Being church
The last month or so, I’ve hung out with a small congregation in the northern suburbs of Melbourne. After a difficult year and the painful loss of its pastor, this little community is struggling. My brief has been to fill the pulpit for a while, to be a sensitive presence. While I’m not entirely sure just what help I’ve been, I depart each Sunday encouraged, my own faith prodded into life.
When I meet with communities like this one, it strikes me afresh just how much is good about the local church. Here in this little wooden building sitting ingloriously on a bland suburban corner, Sunday by Sunday there gathers a community of people committed to each other and to God. They meet to worship, to pray, to confess their faith and dependence, to receive and offer encouragement along the way. They like each other—that’s easy to tell—but they’re weary and not especially self-confident. Still, they keep believing, they keep longing, they keep working at following Jesus… together.
There is no end of reasons why a little church like this one is ‘failing’. There’s a veritable library of books written every year documenting all that it’s getting wrong and all that it’s missing. There’s no end of conferences and experts to help these weary ones arrest their misfortunes and ‘emerge’ into something new and improved.
No doubt there is truth in all of this.
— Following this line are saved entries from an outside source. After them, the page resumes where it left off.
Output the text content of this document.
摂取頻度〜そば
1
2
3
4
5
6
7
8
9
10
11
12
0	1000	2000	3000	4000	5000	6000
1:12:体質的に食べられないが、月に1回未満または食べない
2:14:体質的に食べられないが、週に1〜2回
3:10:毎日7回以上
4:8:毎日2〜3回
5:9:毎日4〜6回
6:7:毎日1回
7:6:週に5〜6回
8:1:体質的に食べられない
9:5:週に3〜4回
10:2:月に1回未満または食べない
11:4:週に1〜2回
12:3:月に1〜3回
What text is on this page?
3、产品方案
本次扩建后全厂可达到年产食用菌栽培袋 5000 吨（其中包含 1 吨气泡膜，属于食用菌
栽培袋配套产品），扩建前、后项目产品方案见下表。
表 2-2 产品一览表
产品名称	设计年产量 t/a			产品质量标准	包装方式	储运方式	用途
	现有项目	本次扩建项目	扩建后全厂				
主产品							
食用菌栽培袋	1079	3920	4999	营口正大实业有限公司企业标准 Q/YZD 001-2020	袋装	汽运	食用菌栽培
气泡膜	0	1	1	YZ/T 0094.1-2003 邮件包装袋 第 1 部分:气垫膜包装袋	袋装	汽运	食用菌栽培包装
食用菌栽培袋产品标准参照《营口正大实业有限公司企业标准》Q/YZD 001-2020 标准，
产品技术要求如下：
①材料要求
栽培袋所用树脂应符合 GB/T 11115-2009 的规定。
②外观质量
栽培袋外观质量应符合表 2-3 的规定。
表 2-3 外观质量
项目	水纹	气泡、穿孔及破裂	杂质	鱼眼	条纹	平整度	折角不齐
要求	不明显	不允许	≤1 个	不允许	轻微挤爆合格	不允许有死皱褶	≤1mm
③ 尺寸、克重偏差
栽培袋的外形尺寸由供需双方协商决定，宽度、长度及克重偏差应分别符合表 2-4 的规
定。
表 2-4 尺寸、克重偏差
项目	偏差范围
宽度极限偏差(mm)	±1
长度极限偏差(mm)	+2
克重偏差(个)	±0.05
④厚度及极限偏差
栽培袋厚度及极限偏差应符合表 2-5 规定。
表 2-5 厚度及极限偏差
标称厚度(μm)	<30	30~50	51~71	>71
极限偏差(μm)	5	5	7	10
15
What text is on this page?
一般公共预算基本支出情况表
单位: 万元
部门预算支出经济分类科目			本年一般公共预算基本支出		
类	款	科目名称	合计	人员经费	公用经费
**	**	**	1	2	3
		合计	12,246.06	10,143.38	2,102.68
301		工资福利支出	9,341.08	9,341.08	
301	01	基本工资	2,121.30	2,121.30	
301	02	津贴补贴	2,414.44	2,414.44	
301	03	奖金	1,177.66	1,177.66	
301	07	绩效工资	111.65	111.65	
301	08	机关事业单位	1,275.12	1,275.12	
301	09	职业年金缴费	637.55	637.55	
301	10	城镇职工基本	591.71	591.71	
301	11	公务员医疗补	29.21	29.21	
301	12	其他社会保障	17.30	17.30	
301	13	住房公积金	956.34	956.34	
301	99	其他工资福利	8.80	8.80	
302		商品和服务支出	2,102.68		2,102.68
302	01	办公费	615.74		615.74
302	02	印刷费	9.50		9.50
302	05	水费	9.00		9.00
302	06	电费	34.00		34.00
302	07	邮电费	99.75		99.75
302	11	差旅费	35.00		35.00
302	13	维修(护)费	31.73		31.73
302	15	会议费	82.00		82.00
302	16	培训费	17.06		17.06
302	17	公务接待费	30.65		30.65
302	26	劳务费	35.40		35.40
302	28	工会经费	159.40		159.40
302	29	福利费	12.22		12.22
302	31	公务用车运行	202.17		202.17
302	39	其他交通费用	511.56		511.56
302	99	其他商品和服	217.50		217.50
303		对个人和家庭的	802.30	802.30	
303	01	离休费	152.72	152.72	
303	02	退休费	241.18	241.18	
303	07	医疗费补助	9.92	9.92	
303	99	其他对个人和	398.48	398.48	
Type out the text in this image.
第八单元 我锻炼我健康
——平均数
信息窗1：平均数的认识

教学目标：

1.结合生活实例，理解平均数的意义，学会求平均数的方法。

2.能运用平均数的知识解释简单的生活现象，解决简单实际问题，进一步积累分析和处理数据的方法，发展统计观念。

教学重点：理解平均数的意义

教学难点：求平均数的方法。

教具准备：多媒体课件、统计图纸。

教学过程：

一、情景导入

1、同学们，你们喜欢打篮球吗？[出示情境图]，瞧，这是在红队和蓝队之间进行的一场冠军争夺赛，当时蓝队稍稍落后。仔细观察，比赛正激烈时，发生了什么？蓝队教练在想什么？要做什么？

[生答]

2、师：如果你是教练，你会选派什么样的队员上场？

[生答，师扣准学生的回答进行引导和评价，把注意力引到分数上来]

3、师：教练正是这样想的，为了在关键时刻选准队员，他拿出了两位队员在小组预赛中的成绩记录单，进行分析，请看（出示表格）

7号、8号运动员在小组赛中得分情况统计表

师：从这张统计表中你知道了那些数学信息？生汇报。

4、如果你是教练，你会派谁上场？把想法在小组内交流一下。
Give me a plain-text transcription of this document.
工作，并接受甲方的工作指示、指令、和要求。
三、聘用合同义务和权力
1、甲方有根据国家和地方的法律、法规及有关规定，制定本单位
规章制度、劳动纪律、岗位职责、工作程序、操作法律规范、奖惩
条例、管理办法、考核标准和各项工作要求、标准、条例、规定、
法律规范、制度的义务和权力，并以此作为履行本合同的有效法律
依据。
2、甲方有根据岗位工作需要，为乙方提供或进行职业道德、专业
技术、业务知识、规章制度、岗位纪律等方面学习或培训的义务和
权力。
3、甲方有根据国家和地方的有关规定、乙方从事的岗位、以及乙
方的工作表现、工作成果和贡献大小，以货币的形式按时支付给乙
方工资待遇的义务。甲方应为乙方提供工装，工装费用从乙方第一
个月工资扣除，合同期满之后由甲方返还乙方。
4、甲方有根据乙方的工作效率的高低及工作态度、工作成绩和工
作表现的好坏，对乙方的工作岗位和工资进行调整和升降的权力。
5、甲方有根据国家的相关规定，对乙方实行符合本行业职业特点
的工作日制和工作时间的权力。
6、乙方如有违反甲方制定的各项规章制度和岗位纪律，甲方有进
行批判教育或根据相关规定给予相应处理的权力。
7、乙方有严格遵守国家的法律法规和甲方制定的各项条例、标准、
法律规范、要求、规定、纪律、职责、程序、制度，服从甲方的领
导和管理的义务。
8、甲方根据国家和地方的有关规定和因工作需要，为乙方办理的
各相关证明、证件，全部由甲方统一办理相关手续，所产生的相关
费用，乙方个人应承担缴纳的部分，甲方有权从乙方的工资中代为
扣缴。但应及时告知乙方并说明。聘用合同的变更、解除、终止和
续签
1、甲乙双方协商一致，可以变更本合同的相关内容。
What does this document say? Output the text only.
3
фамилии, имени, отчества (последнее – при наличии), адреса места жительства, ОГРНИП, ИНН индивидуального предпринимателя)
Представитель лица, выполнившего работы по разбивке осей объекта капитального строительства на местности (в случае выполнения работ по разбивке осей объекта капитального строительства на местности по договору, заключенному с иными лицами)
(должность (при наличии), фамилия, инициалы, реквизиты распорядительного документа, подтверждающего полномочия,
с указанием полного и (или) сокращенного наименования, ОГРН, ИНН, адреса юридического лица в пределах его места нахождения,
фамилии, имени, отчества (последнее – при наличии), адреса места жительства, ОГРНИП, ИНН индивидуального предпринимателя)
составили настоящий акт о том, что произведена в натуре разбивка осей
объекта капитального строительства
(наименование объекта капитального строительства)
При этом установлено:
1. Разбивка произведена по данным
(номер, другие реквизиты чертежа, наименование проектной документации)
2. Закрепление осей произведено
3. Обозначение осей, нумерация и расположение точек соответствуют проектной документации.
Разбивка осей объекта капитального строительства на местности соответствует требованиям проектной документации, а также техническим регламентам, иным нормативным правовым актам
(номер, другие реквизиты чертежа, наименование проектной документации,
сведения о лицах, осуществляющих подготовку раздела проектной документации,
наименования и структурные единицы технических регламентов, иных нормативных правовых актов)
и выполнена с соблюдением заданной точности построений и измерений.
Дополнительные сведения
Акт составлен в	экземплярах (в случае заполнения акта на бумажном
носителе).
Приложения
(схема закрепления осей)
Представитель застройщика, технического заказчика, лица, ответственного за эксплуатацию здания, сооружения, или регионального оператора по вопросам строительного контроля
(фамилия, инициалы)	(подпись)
But as I drive away from that little wooden building, I cannot help but feel grateful for all that is good about this place and its people. I can’t help but feel God’s delight in who they are, not just in who they might become someday. I cannot help but sense God’s pleasure in a community of faith and mission that plods along, sometimes skipping, sometimes missing a step and falling ungraciously, but then dusting itself off and continuing on regardless. The local church really is an incredible thing, not for all that it gets right, but for its extraordinary persistence as a community of faith in an ordinary place.